Furthermore, top-down unitization is essentially no different from the chunking strategies we use in daily learning—an effective but often unconscious learning strategy. Particularly for populations with limited prior knowledge or for unrelated information lacking intrinsic connections, unitization is highly effective for improving memory (Robey & Riggins, 2017). For example, when primary and secondary students (a population with limited prior knowledge) learn ancient poetry or idioms ("半亩方塘一鉴开,天光云影共徘徊" [a half-acre square pond opens like a mirror, with light and cloud shadows shimmering]; "米珠薪桂" [rice as precious as pearls, firewood as expensive as cassia]), the words lack direct connections before learning. Students can use interactive imagery (imagining the poetic scene) to understand the verse, or concept definition (interpreting the idiom's meaning) to understand "米珠薪桂." In short, thoroughly understanding this strategy's applicable conditions and internal processes can help us select appropriate encoding strategies for special populations (older adults with impaired recollection, amnesic patients, young school children) or specific tasks (multiple-choice/judgment questions relying on familiarity; short-answer/essay questions relying on recollection), thereby applying laboratory research to daily life to improve knowledge acquisition more targeted and efficiently.
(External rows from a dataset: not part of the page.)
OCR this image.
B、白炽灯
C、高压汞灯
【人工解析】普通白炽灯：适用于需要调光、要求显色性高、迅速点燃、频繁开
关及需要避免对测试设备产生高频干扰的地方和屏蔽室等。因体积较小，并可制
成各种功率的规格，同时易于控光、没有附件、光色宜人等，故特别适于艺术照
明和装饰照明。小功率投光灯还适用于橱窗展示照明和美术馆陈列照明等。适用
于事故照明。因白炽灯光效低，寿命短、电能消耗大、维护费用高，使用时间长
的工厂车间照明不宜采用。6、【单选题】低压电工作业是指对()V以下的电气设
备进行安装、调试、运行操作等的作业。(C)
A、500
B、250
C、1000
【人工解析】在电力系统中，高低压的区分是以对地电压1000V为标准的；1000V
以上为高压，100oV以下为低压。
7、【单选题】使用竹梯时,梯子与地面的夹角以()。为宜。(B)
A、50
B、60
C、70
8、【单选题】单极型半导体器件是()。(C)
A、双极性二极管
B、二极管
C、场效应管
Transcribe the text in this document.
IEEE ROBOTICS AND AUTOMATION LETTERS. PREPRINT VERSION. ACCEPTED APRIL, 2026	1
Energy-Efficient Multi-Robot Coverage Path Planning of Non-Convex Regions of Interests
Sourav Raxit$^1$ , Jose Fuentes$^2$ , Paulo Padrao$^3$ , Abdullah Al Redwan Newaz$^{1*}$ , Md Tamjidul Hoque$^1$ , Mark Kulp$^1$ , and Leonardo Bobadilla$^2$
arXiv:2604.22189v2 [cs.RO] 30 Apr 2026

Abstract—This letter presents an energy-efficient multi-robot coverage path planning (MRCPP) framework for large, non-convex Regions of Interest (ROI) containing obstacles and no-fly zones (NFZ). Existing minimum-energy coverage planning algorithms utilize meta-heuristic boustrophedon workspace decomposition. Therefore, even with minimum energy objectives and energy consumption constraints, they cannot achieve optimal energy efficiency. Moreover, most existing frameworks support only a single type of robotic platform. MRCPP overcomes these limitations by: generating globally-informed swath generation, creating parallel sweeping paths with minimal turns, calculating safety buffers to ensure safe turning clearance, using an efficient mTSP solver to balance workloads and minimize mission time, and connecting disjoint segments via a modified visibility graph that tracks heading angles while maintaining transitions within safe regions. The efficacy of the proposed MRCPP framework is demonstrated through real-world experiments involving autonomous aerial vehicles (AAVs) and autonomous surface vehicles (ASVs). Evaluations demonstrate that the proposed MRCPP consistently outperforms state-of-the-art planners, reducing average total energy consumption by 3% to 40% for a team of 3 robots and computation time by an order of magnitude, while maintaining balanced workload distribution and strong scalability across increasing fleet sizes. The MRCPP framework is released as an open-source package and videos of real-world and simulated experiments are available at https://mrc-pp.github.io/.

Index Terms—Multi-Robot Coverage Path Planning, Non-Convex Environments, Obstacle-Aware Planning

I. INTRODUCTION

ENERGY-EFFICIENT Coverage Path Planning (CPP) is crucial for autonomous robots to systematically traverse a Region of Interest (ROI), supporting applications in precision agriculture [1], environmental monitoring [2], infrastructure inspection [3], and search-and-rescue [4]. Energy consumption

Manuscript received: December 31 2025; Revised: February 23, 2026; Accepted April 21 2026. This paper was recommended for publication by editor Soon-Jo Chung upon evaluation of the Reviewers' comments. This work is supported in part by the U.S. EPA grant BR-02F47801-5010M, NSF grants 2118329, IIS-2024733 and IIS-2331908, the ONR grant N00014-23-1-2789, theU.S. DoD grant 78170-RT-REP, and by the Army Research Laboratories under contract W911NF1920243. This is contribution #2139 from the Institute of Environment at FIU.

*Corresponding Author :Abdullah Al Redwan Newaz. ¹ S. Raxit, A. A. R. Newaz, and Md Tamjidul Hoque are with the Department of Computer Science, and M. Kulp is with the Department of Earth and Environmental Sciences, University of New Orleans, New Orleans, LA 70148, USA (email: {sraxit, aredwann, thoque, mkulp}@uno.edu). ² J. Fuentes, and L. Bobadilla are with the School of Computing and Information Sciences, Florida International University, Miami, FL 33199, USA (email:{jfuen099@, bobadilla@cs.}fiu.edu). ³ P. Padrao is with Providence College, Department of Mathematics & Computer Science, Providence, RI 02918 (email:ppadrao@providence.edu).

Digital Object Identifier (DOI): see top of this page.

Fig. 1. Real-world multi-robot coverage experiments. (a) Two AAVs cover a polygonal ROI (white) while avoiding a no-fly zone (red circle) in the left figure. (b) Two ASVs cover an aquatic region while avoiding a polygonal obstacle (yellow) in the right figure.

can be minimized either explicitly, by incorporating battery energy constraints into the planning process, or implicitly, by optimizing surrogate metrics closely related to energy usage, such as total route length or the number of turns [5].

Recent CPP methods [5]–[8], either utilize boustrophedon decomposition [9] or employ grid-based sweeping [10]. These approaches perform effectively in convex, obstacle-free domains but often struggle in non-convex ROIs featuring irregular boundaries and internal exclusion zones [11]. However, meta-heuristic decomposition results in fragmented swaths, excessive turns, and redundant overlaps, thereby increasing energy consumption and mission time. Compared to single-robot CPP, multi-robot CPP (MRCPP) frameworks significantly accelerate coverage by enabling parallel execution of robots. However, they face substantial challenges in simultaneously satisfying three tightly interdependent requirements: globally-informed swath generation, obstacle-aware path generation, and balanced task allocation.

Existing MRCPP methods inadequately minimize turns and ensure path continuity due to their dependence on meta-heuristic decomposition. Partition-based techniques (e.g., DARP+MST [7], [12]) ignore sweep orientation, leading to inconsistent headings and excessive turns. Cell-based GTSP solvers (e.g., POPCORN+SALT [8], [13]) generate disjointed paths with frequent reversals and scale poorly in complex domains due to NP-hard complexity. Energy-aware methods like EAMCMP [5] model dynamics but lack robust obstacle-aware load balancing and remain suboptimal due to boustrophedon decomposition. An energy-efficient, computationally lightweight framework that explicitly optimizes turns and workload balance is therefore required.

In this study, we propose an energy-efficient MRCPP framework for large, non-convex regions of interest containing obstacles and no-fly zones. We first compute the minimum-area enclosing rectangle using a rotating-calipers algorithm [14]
Finally, beyond using unitization alone, combining it with other strategies such as repeated study, retrieval practice (testing), or distributed learning could develop more ecologically valid learning methods. For example, combining unitization with retrieval practice, our ongoing study has participants learn compound and non-compound words during initial study (bottom-up unitization), then re-study half the words and practice retrieval (using cued recall) for the other half during restudy, followed by an associative recognition test after two days. Results show that compound words outperform non-compound words in both restudy and retrieval practice conditions, but the difference is significantly smaller in the retrieval practice condition. Moreover, compound words show equivalent recognition in both conditions, whereas non-compound words show better recognition in retrieval practice than restudy. This research simultaneously examines unitization and retrieval practice effects from both encoding and retrieval perspectives, approximating real-world learning patterns and holding both theoretical and practical significance. Future research should further explore combinations of unitization with other strategies to develop more efficient and ecologically valid learning methods.

In summary, both top-down and bottom-up unitization can facilitate familiarity's contribution to associative recognition without impairing item recognition, supporting the benefits-only account and demonstrating that unitization is an effective learning strategy for improving associative memory. Specifically: (1) unitization's effects on associative recognition are moderated by unitization congruence—facilitating performance when high-unitization stimuli are recombined into low-unitization pairs; (2) unitization's effects on constituent item recognition are influenced by both limited cognitive resources and semantic relatedness between old and new stimuli; and (3) despite a decade of research, unitization's mechanisms remain unclear, with three possible theoretical accounts (item, schema, and semantic elaboration hypotheses), though current evidence seems to favor the item account. Finally, we look forward to examining unitization's effects in special populations and its lifespan developmental trajectory, aiming to bridge laboratory research and everyday learning.